Torre Veneri, in spiaggia i bambini giocano con i bossoli del poligono di tiro

TORRE VENERI (LECCE) – A Torre Veneri, in Salento, c’è una spiaggia in cui i bambini giocano con i bossoli dei proiettili. Vengono sparati dal vicino poligono di tiro militare dove ogni giorno ci sono delle esercitazioni: si spara, in altre parole, proprio a pochi metri da uno stabilimento balneare.

Anche il fondale del mare è pieno di bossoli. Un cimitero di munizioni, spiega Amalia De Simone sul Corriere della Sera. Eppure questa sarebbe un’area protetta di interesse naturalistico, come ricorda Gabriele Molendini, di “Lecce bene comune”.

“Se si legge il regolamento del sito di importanza comunitaria si scopre che non si possono accendere fuocherelli, fare rumore per non infastidire l’avifauna, non si possono lasciare carte o residui o rifiuti. Però incredibilmente si può sparare con i carrarmati, si possono sparare colpi di mortaio o proiettili traccianti. Non si può fare un pic nic ma si possono lasciare i residui del bossolame delle esercitazioni dei militari”.
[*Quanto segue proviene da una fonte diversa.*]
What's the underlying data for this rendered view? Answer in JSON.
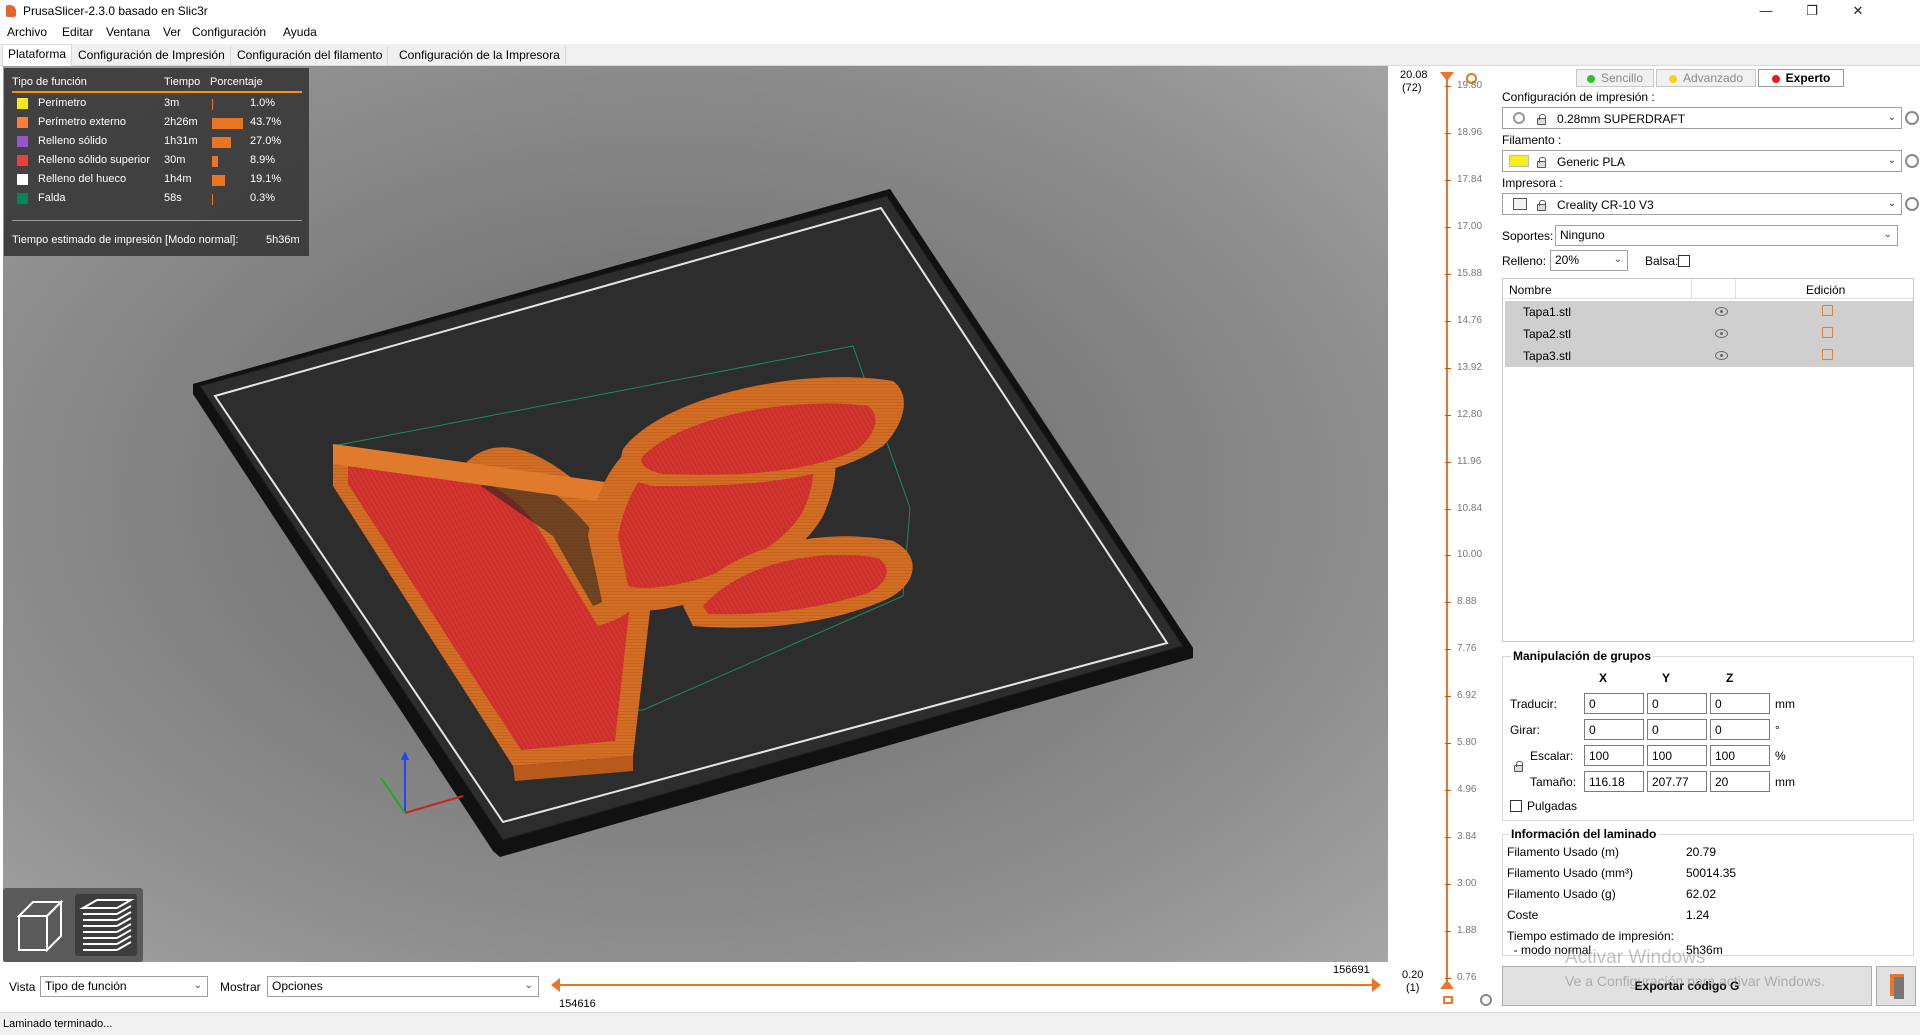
{
  "window": {
    "title": "PrusaSlicer-2.3.0 basado en Slic3r",
    "minimize": "—",
    "maximize": "❐",
    "close": "✕"
  },
  "menu": [
    "Archivo",
    "Editar",
    "Ventana",
    "Ver",
    "Configuración",
    "Ayuda"
  ],
  "tabs": [
    "Plataforma",
    "Configuración de Impresión",
    "Configuración del filamento",
    "Configuración de la Impresora"
  ],
  "legend": {
    "headers": {
      "type": "Tipo de función",
      "time": "Tiempo",
      "percent": "Porcentaje"
    },
    "rows": [
      {
        "name": "Perímetro",
        "time": "3m",
        "percent": "1.0%",
        "fraction": 0.01,
        "color": "#ffe61a"
      },
      {
        "name": "Perímetro externo",
        "time": "2h26m",
        "percent": "43.7%",
        "fraction": 0.437,
        "color": "#ff7d38"
      },
      {
        "name": "Relleno sólido",
        "time": "1h31m",
        "percent": "27.0%",
        "fraction": 0.27,
        "color": "#9954cc"
      },
      {
        "name": "Relleno sólido superior",
        "time": "30m",
        "percent": "8.9%",
        "fraction": 0.089,
        "color": "#f03c3c"
      },
      {
        "name": "Relleno del hueco",
        "time": "1h4m",
        "percent": "19.1%",
        "fraction": 0.191,
        "color": "#ffffff"
      },
      {
        "name": "Falda",
        "time": "58s",
        "percent": "0.3%",
        "fraction": 0.003,
        "color": "#00875a"
      }
    ],
    "total_label": "Tiempo estimado de impresión [Modo normal]:",
    "total_value": "5h36m"
  },
  "vertical_slider": {
    "top_value": "20.08",
    "top_layer": "(72)",
    "bottom_value": "0.20",
    "bottom_layer": "(1)",
    "ticks": [
      "19.80",
      "18.96",
      "17.84",
      "17.00",
      "15.88",
      "14.76",
      "13.92",
      "12.80",
      "11.96",
      "10.84",
      "10.00",
      "8.88",
      "7.76",
      "6.92",
      "5.80",
      "4.96",
      "3.84",
      "3.00",
      "1.88",
      "0.76"
    ]
  },
  "horizontal_slider": {
    "left_value": "154616",
    "right_value": "156691"
  },
  "bottom": {
    "view_label": "Vista",
    "view_value": "Tipo de función",
    "show_label": "Mostrar",
    "show_value": "Opciones"
  },
  "status": "Laminado terminado...",
  "sidebar": {
    "modes": [
      {
        "label": "Sencillo",
        "color": "#2fc32f",
        "active": false
      },
      {
        "label": "Advanzado",
        "color": "#f2d31a",
        "active": false
      },
      {
        "label": "Experto",
        "color": "#e61a1a",
        "active": true
      }
    ],
    "print_label": "Configuración de impresión :",
    "print_value": "0.28mm SUPERDRAFT",
    "filament_label": "Filamento :",
    "filament_value": "Generic PLA",
    "filament_color": "#f5ef1a",
    "printer_label": "Impresora :",
    "printer_value": "Creality CR-10 V3",
    "supports_label": "Soportes:",
    "supports_value": "Ninguno",
    "infill_label": "Relleno:",
    "infill_value": "20%",
    "raft_label": "Balsa:",
    "list_headers": {
      "name": "Nombre",
      "edit": "Edición"
    },
    "objects": [
      "Tapa1.stl",
      "Tapa2.stl",
      "Tapa3.stl"
    ],
    "manip": {
      "title": "Manipulación de grupos",
      "axes": [
        "X",
        "Y",
        "Z"
      ],
      "translate_label": "Traducir:",
      "translate": [
        "0",
        "0",
        "0"
      ],
      "translate_unit": "mm",
      "rotate_label": "Girar:",
      "rotate": [
        "0",
        "0",
        "0"
      ],
      "rotate_unit": "°",
      "scale_label": "Escalar:",
      "scale": [
        "100",
        "100",
        "100"
      ],
      "scale_unit": "%",
      "size_label": "Tamaño:",
      "size": [
        "116.18",
        "207.77",
        "20"
      ],
      "size_unit": "mm",
      "inches_label": "Pulgadas"
    },
    "info": {
      "title": "Información del laminado",
      "rows": [
        {
          "label": "Filamento Usado (m)",
          "value": "20.79"
        },
        {
          "label": "Filamento Usado (mm³)",
          "value": "50014.35"
        },
        {
          "label": "Filamento Usado (g)",
          "value": "62.02"
        },
        {
          "label": "Coste",
          "value": "1.24"
        },
        {
          "label": "Tiempo estimado de impresión:",
          "value": ""
        },
        {
          "label": "  - modo normal",
          "value": "5h36m"
        }
      ]
    },
    "export_label": "Exportar código G"
  },
  "watermark": {
    "title": "Activar Windows",
    "subtitle": "Ve a Configuración para activar Windows."
  }
}
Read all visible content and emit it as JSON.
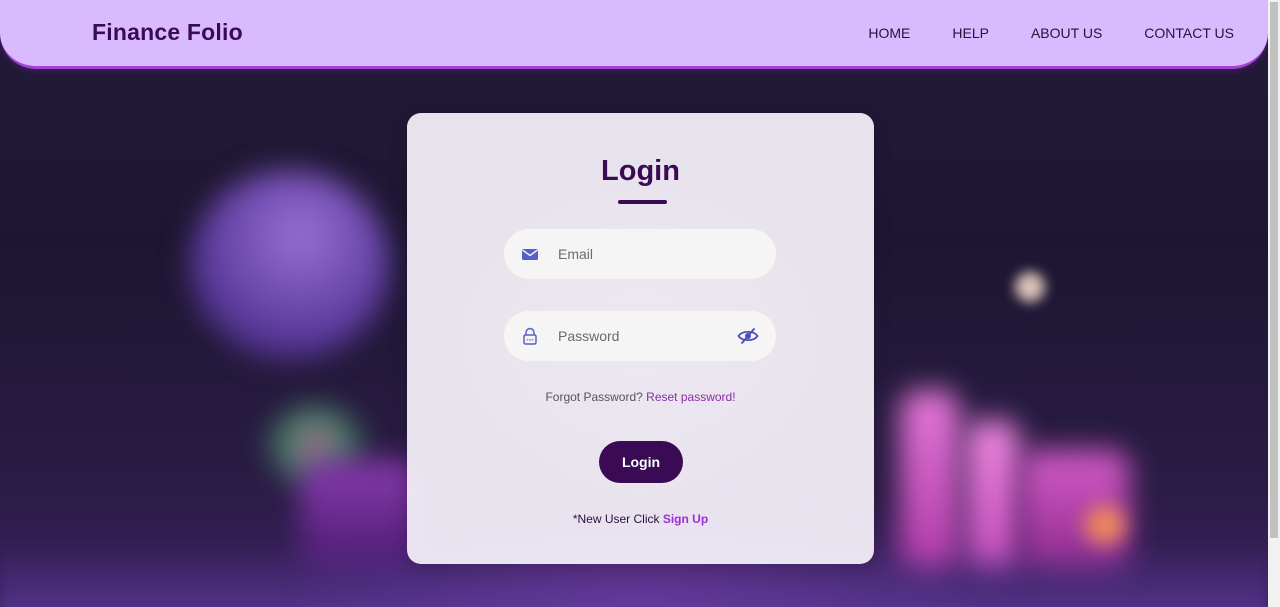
{
  "header": {
    "brand": "Finance Folio",
    "nav": [
      "HOME",
      "HELP",
      "ABOUT US",
      "CONTACT US"
    ]
  },
  "login": {
    "title": "Login",
    "email_placeholder": "Email",
    "password_placeholder": "Password",
    "forgot_text": "Forgot Password?",
    "reset_link": "Reset password!",
    "submit_label": "Login",
    "new_user_text": "*New User Click",
    "signup_link": "Sign Up"
  },
  "colors": {
    "header_bg": "#d9baff",
    "header_border": "#a243d4",
    "primary": "#3a0a55",
    "link": "#8a2ca8",
    "icon": "#5a5fc7"
  },
  "icons": {
    "email": "envelope-icon",
    "password": "lock-icon",
    "visibility": "eye-slash-icon"
  }
}
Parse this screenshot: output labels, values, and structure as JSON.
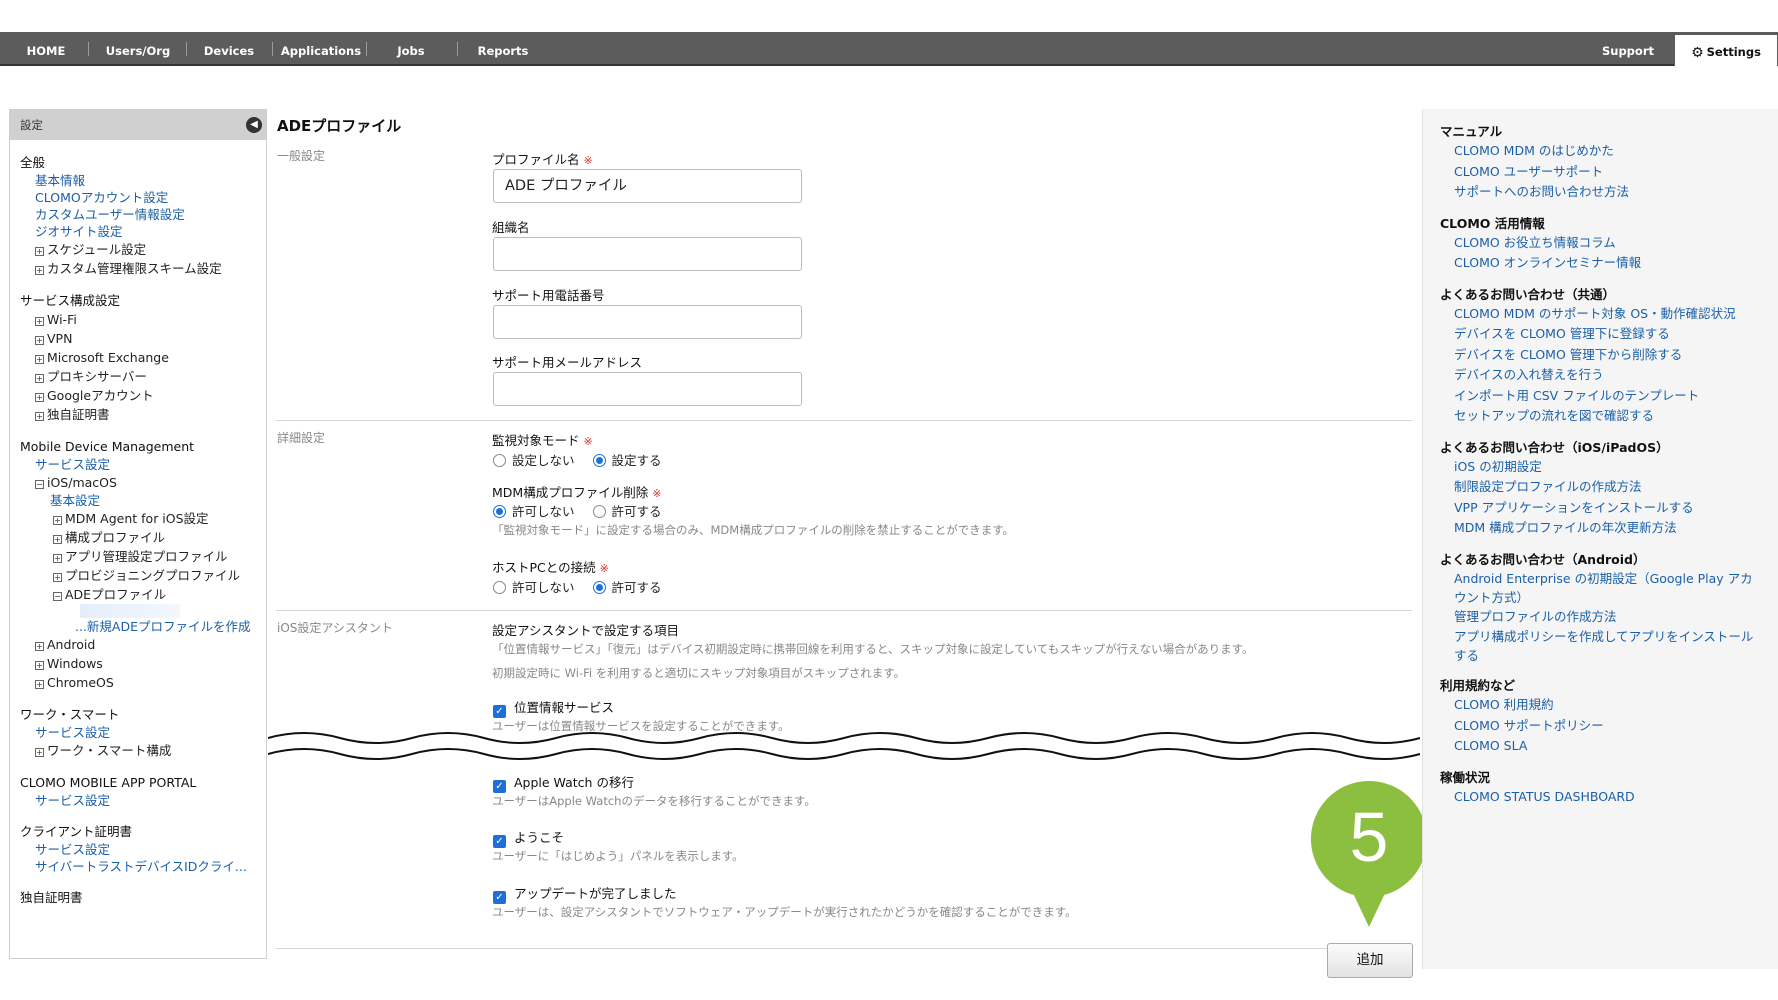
{
  "nav": {
    "items": [
      "HOME",
      "Users/Org",
      "Devices",
      "Applications",
      "Jobs",
      "Reports"
    ],
    "support": "Support",
    "settings": "Settings"
  },
  "sidebar": {
    "header": "設定",
    "general": {
      "title": "全般",
      "links": [
        "基本情報",
        "CLOMOアカウント設定",
        "カスタムユーザー情報設定",
        "ジオサイト設定"
      ],
      "expandables": [
        "スケジュール設定",
        "カスタム管理権限スキーム設定"
      ]
    },
    "service": {
      "title": "サービス構成設定",
      "expandables": [
        "Wi-Fi",
        "VPN",
        "Microsoft Exchange",
        "プロキシサーバー",
        "Googleアカウント",
        "独自証明書"
      ]
    },
    "mdm": {
      "title": "Mobile Device Management",
      "service_link": "サービス設定",
      "ios_label": "iOS/macOS",
      "ios_basic": "基本設定",
      "ios_items": [
        "MDM Agent for iOS設定",
        "構成プロファイル",
        "アプリ管理設定プロファイル",
        "プロビジョニングプロファイル"
      ],
      "ade_label": "ADEプロファイル",
      "ade_new": "...新規ADEプロファイルを作成",
      "others": [
        "Android",
        "Windows",
        "ChromeOS"
      ]
    },
    "work_smart": {
      "title": "ワーク・スマート",
      "link": "サービス設定",
      "expandable": "ワーク・スマート構成"
    },
    "portal": {
      "title": "CLOMO MOBILE APP PORTAL",
      "link": "サービス設定"
    },
    "client_cert": {
      "title": "クライアント証明書",
      "links": [
        "サービス設定",
        "サイバートラストデバイスIDクライ..."
      ]
    },
    "own_cert": {
      "title": "独自証明書"
    }
  },
  "main": {
    "title": "ADEプロファイル",
    "general": {
      "label": "一般設定",
      "profile_name_label": "プロファイル名",
      "profile_name_value": "ADE プロファイル",
      "org_label": "組織名",
      "org_value": "",
      "phone_label": "サポート用電話番号",
      "phone_value": "",
      "email_label": "サポート用メールアドレス",
      "email_value": "",
      "required_mark": "※"
    },
    "detail": {
      "label": "詳細設定",
      "supervised_label": "監視対象モード",
      "supervised_options": [
        "設定しない",
        "設定する"
      ],
      "supervised_selected": 1,
      "mdm_remove_label": "MDM構成プロファイル削除",
      "mdm_remove_options": [
        "許可しない",
        "許可する"
      ],
      "mdm_remove_selected": 0,
      "mdm_remove_hint": "「監視対象モード」に設定する場合のみ、MDM構成プロファイルの削除を禁止することができます。",
      "host_label": "ホストPCとの接続",
      "host_options": [
        "許可しない",
        "許可する"
      ],
      "host_selected": 1
    },
    "assistant": {
      "label": "iOS設定アシスタント",
      "heading": "設定アシスタントで設定する項目",
      "hint1": "「位置情報サービス」「復元」はデバイス初期設定時に携帯回線を利用すると、スキップ対象に設定していてもスキップが行えない場合があります。",
      "hint2": "初期設定時に Wi-Fi を利用すると適切にスキップ対象項目がスキップされます。",
      "items": [
        {
          "label": "位置情報サービス",
          "desc": "ユーザーは位置情報サービスを設定することができます。"
        },
        {
          "label": "Apple Watch の移行",
          "desc": "ユーザーはApple Watchのデータを移行することができます。"
        },
        {
          "label": "ようこそ",
          "desc": "ユーザーに「はじめよう」パネルを表示します。"
        },
        {
          "label": "アップデートが完了しました",
          "desc": "ユーザーは、設定アシスタントでソフトウェア・アップデートが実行されたかどうかを確認することができます。"
        }
      ]
    },
    "add_button": "追加",
    "step_number": "5"
  },
  "rightbar": {
    "groups": [
      {
        "heading": "マニュアル",
        "links": [
          "CLOMO MDM のはじめかた",
          "CLOMO ユーザーサポート",
          "サポートへのお問い合わせ方法"
        ]
      },
      {
        "heading": "CLOMO 活用情報",
        "links": [
          "CLOMO お役立ち情報コラム",
          "CLOMO オンラインセミナー情報"
        ]
      },
      {
        "heading": "よくあるお問い合わせ（共通）",
        "links": [
          "CLOMO MDM のサポート対象 OS・動作確認状況",
          "デバイスを CLOMO 管理下に登録する",
          "デバイスを CLOMO 管理下から削除する",
          "デバイスの入れ替えを行う",
          "インポート用 CSV ファイルのテンプレート",
          "セットアップの流れを図で確認する"
        ]
      },
      {
        "heading": "よくあるお問い合わせ（iOS/iPadOS）",
        "links": [
          "iOS の初期設定",
          "制限設定プロファイルの作成方法",
          "VPP アプリケーションをインストールする",
          "MDM 構成プロファイルの年次更新方法"
        ]
      },
      {
        "heading": "よくあるお問い合わせ（Android）",
        "links": [
          "Android Enterprise の初期設定（Google Play アカウント方式）",
          "管理プロファイルの作成方法",
          "アプリ構成ポリシーを作成してアプリをインストールする"
        ]
      },
      {
        "heading": "利用規約など",
        "links": [
          "CLOMO 利用規約",
          "CLOMO サポートポリシー",
          "CLOMO SLA"
        ]
      },
      {
        "heading": "稼働状況",
        "links": [
          "CLOMO STATUS DASHBOARD"
        ]
      }
    ]
  },
  "colors": {
    "nav_bg": "#5c5c5c",
    "link": "#1a5fa8",
    "accent": "#1f6fd6",
    "required": "#d9332b",
    "step_marker": "#8cbf3f"
  }
}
Gli spari si sentono in tutta la zona: fanno persino tremare i vetri delle finestre, a volte si crepano i muri, racconta una residente del luogo, Monica Calò:

 

“Ogni anno dobbiamo fare lavori di ristrutturazione perché i colpi sono così violenti che viene giù l’intonaco dalle pareti e i muri si crepano. Ma non è l’unico disagio: noi temiamo per la nostra salute perché il mare e le spiagge sono piene di bombe e non sappiamo che cosa rilasciano. Ingenuamente pensavo che dopo aver sparato raccogliessero colpi e ogive e ripulissero il mare ma non è così. Stanno distruggendo l’ecosistema di un posto meraviglioso”.

Che la concentrazione di piombo e rame nella zona superi i limiti di legge lo conferma anche il nucleo scientifico dell’esercito. Sulla vicenda è stata aperta un’indagine, ma il pubblico ministero, pur ammettendo che “non c’è dubbio che c’è stato un inquinamento e una gestione dei rifiuti contrai alle disposizioni di legge” ha chiesto l’archiviazione perché sarebbe stato troppo difficile identificare i responsabili ai vertici dell’esercito del poligono di Torre Veneri che si sono susseguiti nel tempo.